Structural Reform For IT Competitiveness in Japan
Sakushin Gakuin School
Five years ago, in order to publicize the necessity for the Japanese government to have an Information Technology policy that until then was largely ignored, as a member of the House of Counselors of the Japanese Diet, I created an urgent proposal and presented it to Prime Minister Hashimoto.
The proposal was the fruit of discussions with top leaders in the IT field such as Prof. Jun Murai, a global authority on the Internet, and Mr. Joichi Ito, who can be called a popular figure in the field of Japanese information and communications.The document laid out the arguments for the future of Japan in the Information Technology field and made the follow points:
- Following the fast development of information and communications technology, Japan and the world is pressed to reexamine the structure of conventional organizations;
- In order to keep up with the accelerating rate of change, Japan must adopt seamless and open organizations instead of the vertically, closed, locked-up-room organizations, i.e., changing from hierarchical structures to the network type;
- Advancing globalization is shifting social structure in the direction of becoming smaller and more transparent;
- Under these circumstances, Japan suffers from system fatigue from which it cannot yet free itself and is missing out on the wave of computerization that expands on a global scale.
While it is not known whether our proposal was influential or not, during the ensuing period of five years the telecommunication infrastructure of Japan improved to match the world's highest levels, according to ITU research.
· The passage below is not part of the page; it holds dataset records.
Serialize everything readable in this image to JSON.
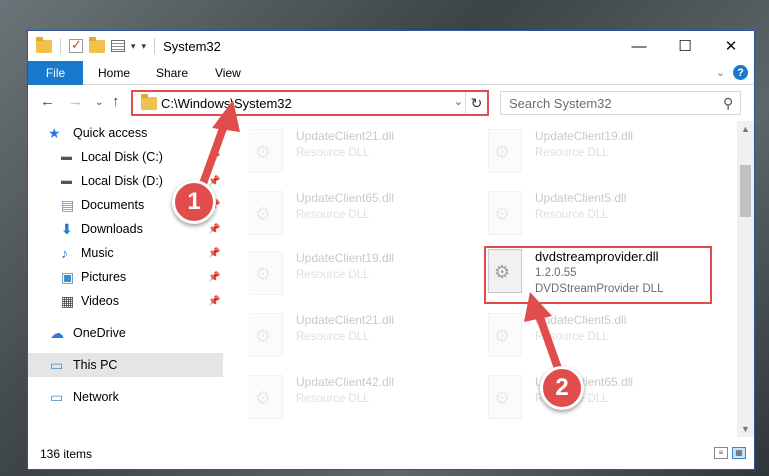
{
  "window": {
    "title": "System32",
    "controls": {
      "minimize": "—",
      "maximize": "☐",
      "close": "✕"
    }
  },
  "ribbon": {
    "tabs": [
      "File",
      "Home",
      "Share",
      "View"
    ]
  },
  "address": {
    "path": "C:\\Windows\\System32"
  },
  "search": {
    "placeholder": "Search System32"
  },
  "nav": {
    "items": [
      {
        "label": "Quick access",
        "icon": "star-icon"
      },
      {
        "label": "Local Disk (C:)",
        "icon": "drive-icon",
        "pinned": true
      },
      {
        "label": "Local Disk (D:)",
        "icon": "drive-icon",
        "pinned": true
      },
      {
        "label": "Documents",
        "icon": "documents-icon",
        "pinned": true
      },
      {
        "label": "Downloads",
        "icon": "download-icon",
        "pinned": true
      },
      {
        "label": "Music",
        "icon": "music-icon",
        "pinned": true
      },
      {
        "label": "Pictures",
        "icon": "pictures-icon",
        "pinned": true
      },
      {
        "label": "Videos",
        "icon": "videos-icon",
        "pinned": true
      },
      {
        "label": "OneDrive",
        "icon": "cloud-icon"
      },
      {
        "label": "This PC",
        "icon": "computer-icon",
        "selected": true
      },
      {
        "label": "Network",
        "icon": "network-icon"
      }
    ]
  },
  "files": [
    {
      "name": "UpdateClient21.dll",
      "desc": "Resource DLL",
      "faded": true
    },
    {
      "name": "UpdateClient19.dll",
      "desc": "Resource DLL",
      "faded": true
    },
    {
      "name": "UpdateClient65.dll",
      "desc": "Resource DLL",
      "faded": true
    },
    {
      "name": "UpdateClient5.dll",
      "desc": "Resource DLL",
      "faded": true
    },
    {
      "name": "UpdateClient19.dll",
      "desc": "Resource DLL",
      "faded": true
    },
    {
      "name": "dvdstreamprovider.dll",
      "version": "1.2.0.55",
      "desc": "DVDStreamProvider DLL",
      "faded": false
    },
    {
      "name": "UpdateClient21.dll",
      "desc": "Resource DLL",
      "faded": true
    },
    {
      "name": "UpdateClient5.dll",
      "desc": "Resource DLL",
      "faded": true
    },
    {
      "name": "UpdateClient42.dll",
      "desc": "Resource DLL",
      "faded": true
    },
    {
      "name": "UpdateClient65.dll",
      "desc": "Resource DLL",
      "faded": true
    }
  ],
  "status": {
    "item_count": "136 items"
  },
  "annotations": {
    "badge1": "1",
    "badge2": "2",
    "color": "#e14d4d"
  }
}
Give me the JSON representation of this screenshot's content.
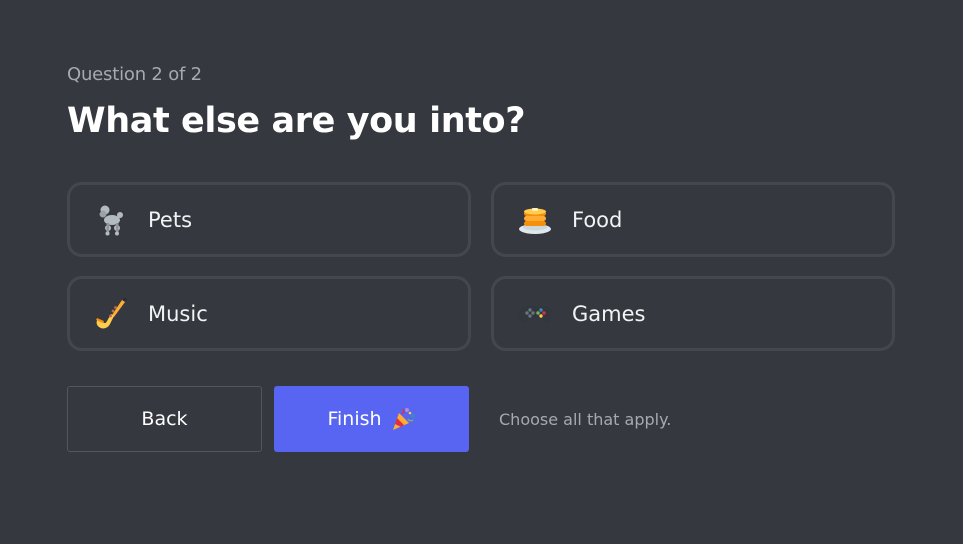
{
  "progress": "Question 2 of 2",
  "title": "What else are you into?",
  "options": [
    {
      "label": "Pets",
      "icon": "poodle-icon"
    },
    {
      "label": "Food",
      "icon": "pancakes-icon"
    },
    {
      "label": "Music",
      "icon": "saxophone-icon"
    },
    {
      "label": "Games",
      "icon": "game-controller-icon"
    }
  ],
  "actions": {
    "back_label": "Back",
    "finish_label": "Finish",
    "finish_icon": "party-popper-icon",
    "hint": "Choose all that apply."
  },
  "colors": {
    "background": "#36383f",
    "option_border": "#45474e",
    "primary": "#5865f2",
    "muted_text": "#a7a9ae"
  }
}
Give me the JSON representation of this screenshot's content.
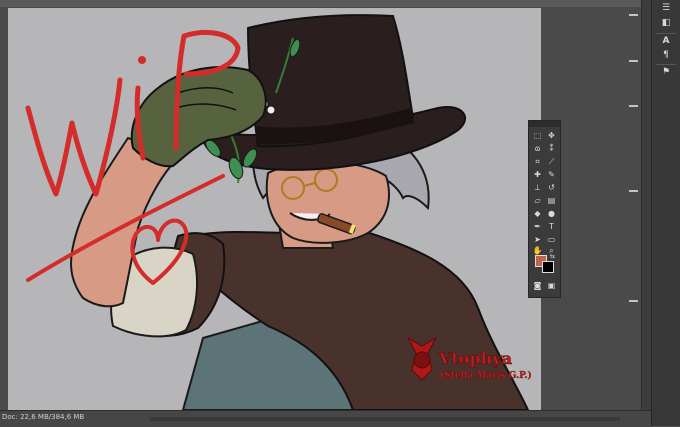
{
  "artwork": {
    "scribble_text": "WIP",
    "watermark": {
      "name": "Vtophya",
      "subtitle": "(Stella Maris G.P.)"
    }
  },
  "status_bar": {
    "doc_info": "Doc: 22,6 MB/384,6 MB"
  },
  "colors": {
    "foreground": "#c0634f",
    "background": "#000000",
    "canvas_backdrop": "#b6b6b8",
    "scribble_red": "#d42b2b",
    "hat": "#2a1e1e",
    "cape": "#4a322c",
    "vest": "#5c7478",
    "glove": "#56633e",
    "skin": "#d69a85",
    "hair": "#a8a8ae"
  },
  "tools": [
    "move-tool",
    "artboard-tool",
    "marquee-tool",
    "lasso-tool",
    "quick-selection-tool",
    "magic-wand-tool",
    "crop-tool",
    "eyedropper-tool",
    "healing-brush-tool",
    "brush-tool",
    "clone-stamp-tool",
    "history-brush-tool",
    "eraser-tool",
    "gradient-tool",
    "blur-tool",
    "dodge-tool",
    "pen-tool",
    "type-tool",
    "path-selection-tool",
    "shape-tool",
    "hand-tool",
    "zoom-tool"
  ],
  "right_dock": [
    "history-icon",
    "properties-icon",
    "character-icon",
    "paragraph-icon",
    "glyphs-icon"
  ]
}
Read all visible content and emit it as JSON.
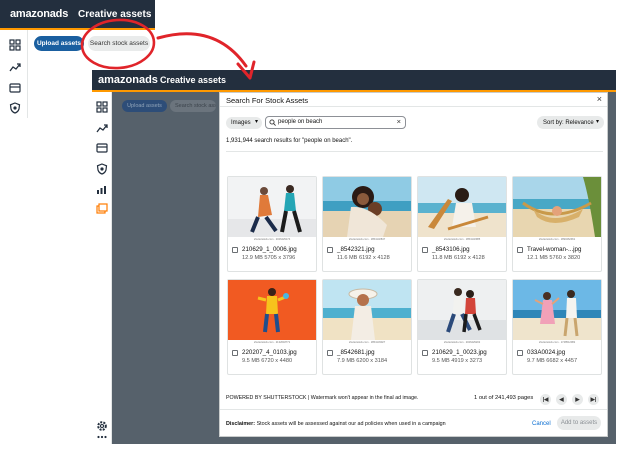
{
  "top_app": {
    "logo": "amazonads",
    "title": "Creative assets",
    "upload_label": "Upload assets",
    "search_label": "Search stock assets"
  },
  "big_app": {
    "logo": "amazonads",
    "title": "Creative assets",
    "upload_label": "Upload assets",
    "search_label": "Search stock assets"
  },
  "modal": {
    "title": "Search For Stock Assets",
    "close_label": "×",
    "type_select": "Images",
    "search_value": "people on beach",
    "clear_label": "×",
    "sort_label": "Sort by: Relevance",
    "results_text": "1,931,944 search results for \"people on beach\".",
    "items": [
      {
        "name": "210629_1_0006.jpg",
        "meta": "12.9 MB 5705 x 3796",
        "watermark": "shutterstock.com · 2026429174"
      },
      {
        "name": "_8542321.jpg",
        "meta": "11.6 MB 6192 x 4128",
        "watermark": "shutterstock.com · 1854132847"
      },
      {
        "name": "_8543106.jpg",
        "meta": "11.8 MB 6192 x 4128",
        "watermark": "shutterstock.com · 1854132985"
      },
      {
        "name": "Travel-woman-...jpg",
        "meta": "12.1 MB 5760 x 3820",
        "watermark": "shutterstock.com · 1890462961"
      },
      {
        "name": "220207_4_0103.jpg",
        "meta": "9.5 MB 6720 x 4480",
        "watermark": "shutterstock.com · 2132618771"
      },
      {
        "name": "_8542681.jpg",
        "meta": "7.9 MB 6200 x 3184",
        "watermark": "shutterstock.com · 1854133027"
      },
      {
        "name": "210629_1_0023.jpg",
        "meta": "9.5 MB 4919 x 3273",
        "watermark": "shutterstock.com · 2026429202"
      },
      {
        "name": "033A0024.jpg",
        "meta": "9.7 MB 6682 x 4457",
        "watermark": "shutterstock.com · 1748512082"
      }
    ],
    "powered_text": "POWERED BY SHUTTERSTOCK | Watermark won't appear in the final ad image.",
    "pages_text": "1 out of 241,493 pages",
    "pager": {
      "first": "|◀",
      "prev": "◀",
      "next": "▶",
      "last": "▶|"
    },
    "disclaimer_label": "Disclaimer:",
    "disclaimer_text": "Stock assets will be assessed against our ad policies when used in a campaign",
    "cancel_label": "Cancel",
    "add_label": "Add to assets"
  },
  "colors": {
    "header_bg": "#232f3e",
    "accent_orange": "#ff9900",
    "primary_blue": "#1a5fa0",
    "annotation_red": "#e0242a",
    "overlay": "#56616b"
  },
  "icons": {
    "sidebar": [
      "dashboard-icon",
      "trend-icon",
      "card-icon",
      "shield-icon",
      "bar-chart-icon",
      "creative-assets-icon",
      "settings-icon",
      "more-icon"
    ]
  }
}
Ironically, we in Japan seem to enjoy the cheapest high-speed mass information environment in the world.
Does this reflect a change in Japanese consciousness toward the smaller and more transparent social structures discussed previously? Regrettably, I must conclude the answer is "no." It is my belief that the main cause is due to a hard core of managerial positions who do not use, cannot use, or do not understand the necessity of using the Internet in this country. The best example of this is to see the lack of email addresses on the business cards of the leaders of the major private enterprises, financial institutions, and top bureaucrats.
I exchanged business cards with most of the CIOs of top IT industry companies. Email addresses were on few of their cards. Even if there were email accounts, very few tops managed them by themselves. The one exception was the chairman of Sony, Mr. Idei, who actually responded personally when I sent him an email. Even though many people in the general population use email, such usage is very low among senior managers with decisive social influence.
The spread of IT makes on-line information available to everyone, as experience in the US and elsewhere has shown, and the information is shared freely. With objective evaluation, the most effective and efficient choices can be made. Do top leaders in the political world, the business world, and officialdom who grew up in a Japanese MURA (village) society prefer this kind of highly transparent environment brought about by the progress of IT?
One might observe that those who have vested interests maintain their privileges by monopolizing information, which only they can know, and hide from their responsibilities by not considering alternative information at their disposal. It is understandable why they would not part with this privilege. Consider the bad debt problem in Japan. The solution to the debt problem is postponed without opening up the data for examination. Failing to resolve this problem has allowed Japan to fall in terms of international market competition from 1st to 30th place in 10 years, according to the International Management Development Research Institute.